The connections between kin terms derives from the way kin relations are computed directly from kin terms. The product of two kin terms, K and L, is a kin term M (if any) that would be used by ego for alter 2 when ego properly refers to alter 1 by the kin term K and alter 1 properly refers to alter 2 by the kin term L. For example, for users of the American Kinship Terminology (AKT) if ego refers to a female by the kin term Aunt and she refers to a male by the kin term Son, then ego properly refers to that male by the kin term Cousin and so Cousin is the product of Daughter and Aunt in the AKT.

The kin term product connections in the kin term map are based on a small set of kin terms. These typically are the terms used to refer (at least) to members of ones' family.

In the KAES program the kin term map may be constructed directly as a graph, or it may be constructed in a table format (a Cayley Table) with the rows labeled by the kin terms of the terminology and the columns labeled by the terms used in constructing kin term products. A table entry is the kin term that arises (if any) when a product is taken of a row kin term with a column kin term.

The KAES program automatically links the graph and the table so that one can work interactively with the graph and the table.

Algebraic Model

The kin term map becomes the input for the algebraic modeling. The modeling proceeds by first reducing the kin term map to a simple form, then constructing a base model for the simplified form of the kin term map, and lastly expanding the base model by reversing the steps used to simplify the kin term map. The goal of the modeling is to construct an algebraic model (e.g., an algebraic model for the AKT) whose structural form is isomorphic to the structural form of the kinship terminology as expressed in a kin term map. The steps used in the production of the algebraic model then become the basis for viewing the kin term map as a structure that can be generated from a few, core concepts that give the kinship terminology its particular characteristics.

The algebraic construction is based on a theory about the nature of kinship terminology structures.
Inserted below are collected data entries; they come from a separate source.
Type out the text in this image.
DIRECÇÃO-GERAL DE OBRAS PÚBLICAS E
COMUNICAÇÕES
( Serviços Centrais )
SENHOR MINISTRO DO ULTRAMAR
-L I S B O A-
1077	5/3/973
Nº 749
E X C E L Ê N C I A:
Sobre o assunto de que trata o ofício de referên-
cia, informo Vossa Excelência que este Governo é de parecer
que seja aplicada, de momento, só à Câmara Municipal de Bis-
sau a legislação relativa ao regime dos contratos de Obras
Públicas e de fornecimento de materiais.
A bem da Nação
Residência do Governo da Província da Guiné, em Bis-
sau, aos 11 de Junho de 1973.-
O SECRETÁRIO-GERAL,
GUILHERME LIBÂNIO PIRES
The theory asserts that a kinship terminology structure may be generated using the following 5 steps:

  1. construct a structure of ascending terms, all with the same sec marking (male, female or neutral),
  2. construct an isomorphic structure of descending terms that will be reciprocals of the terms in the ascending structure, and combine the ascending structure and the descending structure into a single structure of terms all with the same sex marking,
  3. introduce both male and female marked terms by either (A) introducing an isomorphic structure of terms with the opposite sex marking when the structure in (2) consists of male marked terms or of female marked terms, or (B) by bifurcating the terms in (2) into male marked and female marked terms when the terms in (2) are all marked as neutral,
  4. introduce affinal terms, and
  5. introduce rules for locally modifying the structure in (4) (for example, the rules for the Cousin terms in the AKT).

Genealogical Instantiation of the Algebraic Structure

The third part of the KAES program links an algebraic structure isomorphic to sets of genealogical kin types by first mapping the generating elements in the algebra to kin types and then mapping algebraic products to sets of kin types in accordance with the algebraic structure. This yields a mapping of the algebraic structure onto the genealogical space. When the algebraic structure is also isomorphic to the kin term map, the isomorphism between the algebraic structure and the kin term map, in conjunction with the mapping of the algebraic structure into a genealogical space, produces predicted genealogical definitions for all of the kin terms in the kinship terminology. For all terminologies considered to date (e.g., the American Kinship Terminology) the prediction is 100% accurate, a level of accuracy in prediction normally associated only with the hard sciences!

The ability to predict the genealogical definitions of kin terms has far reaching implications for our understanding of kinship terminologies and their relationship to how kin are culturally identified, in particular, and to the notion of culturally constructed conceptual systems, in general.